Au-delà des mots employés par le locataire de la Place Beauvau, l’Etat a bien musclé sa réponse face à des militants plus visibles et plus nombreux, qui n’hésitent pas à durcir leurs actions. “On va juger des personnes qui défendaient une cause juste et qui ont fait face à un Etat prêt à déployer des milliers d’hommes”, fustige Julien Le Guet, porte-parole du collectif Bassines non merci.

“C’est un procès politique !”

Julien Le Guet, militant anti-bassines

à franceinfo

Poursuivi pour “participation à un groupement en vue de la préparation de violences contre les personnes” et “destructions ou dégradations de bien”, le porte-parole réfute ces accusations. A la barre, il défendra la sauvegarde de l’intérêt général : “J’espère que le juge va comprendre ce qui nous pousse à nous battre pour un monde meilleur et à nous inscrire dans des actions de désobéissance civile”, cette forme d’activisme qui consiste à commettre un acte illégal non-violent pour un motif politique ou idéologique.

Des modes d’action qui ont changé

Si certains occupent des champs pour défendre la ressource en eau, d’autres jettent de la peinture sur des tableaux, s’enchaînent sur le périphérique parisien ou bloquent l’aéroport du Bourget contre l’utilisation des jets privés.

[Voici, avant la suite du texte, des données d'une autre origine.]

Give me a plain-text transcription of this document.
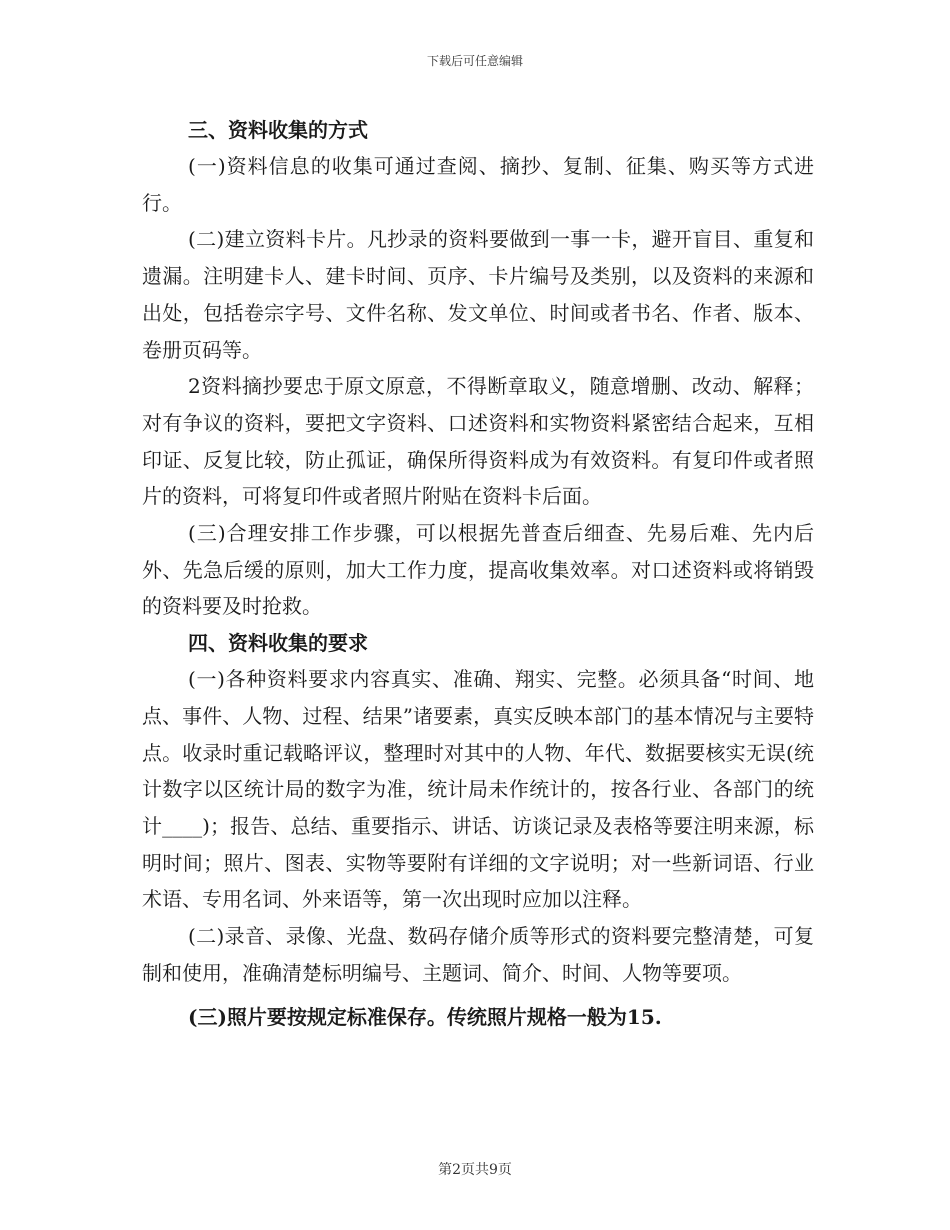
下载后可任意编辑

三、资料收集的方式

(一)资料信息的收集可通过查阅、摘抄、复制、征集、购买等方式进行。

(二)建立资料卡片。凡抄录的资料要做到一事一卡，避开盲目、重复和遗漏。注明建卡人、建卡时间、页序、卡片编号及类别，以及资料的来源和出处，包括卷宗字号、文件名称、发文单位、时间或者书名、作者、版本、卷册页码等。

2资料摘抄要忠于原文原意，不得断章取义，随意增删、改动、解释；对有争议的资料，要把文字资料、口述资料和实物资料紧密结合起来，互相印证、反复比较，防止孤证，确保所得资料成为有效资料。有复印件或者照片的资料，可将复印件或者照片附贴在资料卡后面。

(三)合理安排工作步骤，可以根据先普查后细查、先易后难、先内后外、先急后缓的原则，加大工作力度，提高收集效率。对口述资料或将销毁的资料要及时抢救。

四、资料收集的要求

(一)各种资料要求内容真实、准确、翔实、完整。必须具备“时间、地点、事件、人物、过程、结果”诸要素，真实反映本部门的基本情况与主要特点。收录时重记载略评议，整理时对其中的人物、年代、数据要核实无误(统计数字以区统计局的数字为准，统计局未作统计的，按各行业、各部门的统计____)；报告、总结、重要指示、讲话、访谈记录及表格等要注明来源，标明时间；照片、图表、实物等要附有详细的文字说明；对一些新词语、行业术语、专用名词、外来语等，第一次出现时应加以注释。

(二)录音、录像、光盘、数码存储介质等形式的资料要完整清楚，可复制和使用，准确清楚标明编号、主题词、简介、时间、人物等要项。

(三)照片要按规定标准保存。传统照片规格一般为15.

第2页共9页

Il arrive aussi que des militants comme Thomas Brail entament une grève de la faim pour dénoncer le projet d’autoroute A69 entre Toulouse et Castres. Pour Sylvie Ollitrault, directrice de recherche au CNRS et spécialiste du militantisme écologique, “les modes d’actions se sont transformés avec le sentiment d’urgence”. Une nécessité d’agir qui anime Adrien et Thomas, militants chez Greenpeace. Eux ont été jugés en appel à Paris, en octobre, pour délit d’entrave à la circulation – ils avaient été relaxés en première instance – après avoir déployé une banderole “Amazonie en feu, Macron toujours complice” sur un camion de pompiers garé à quelques mètres de l’Elysée.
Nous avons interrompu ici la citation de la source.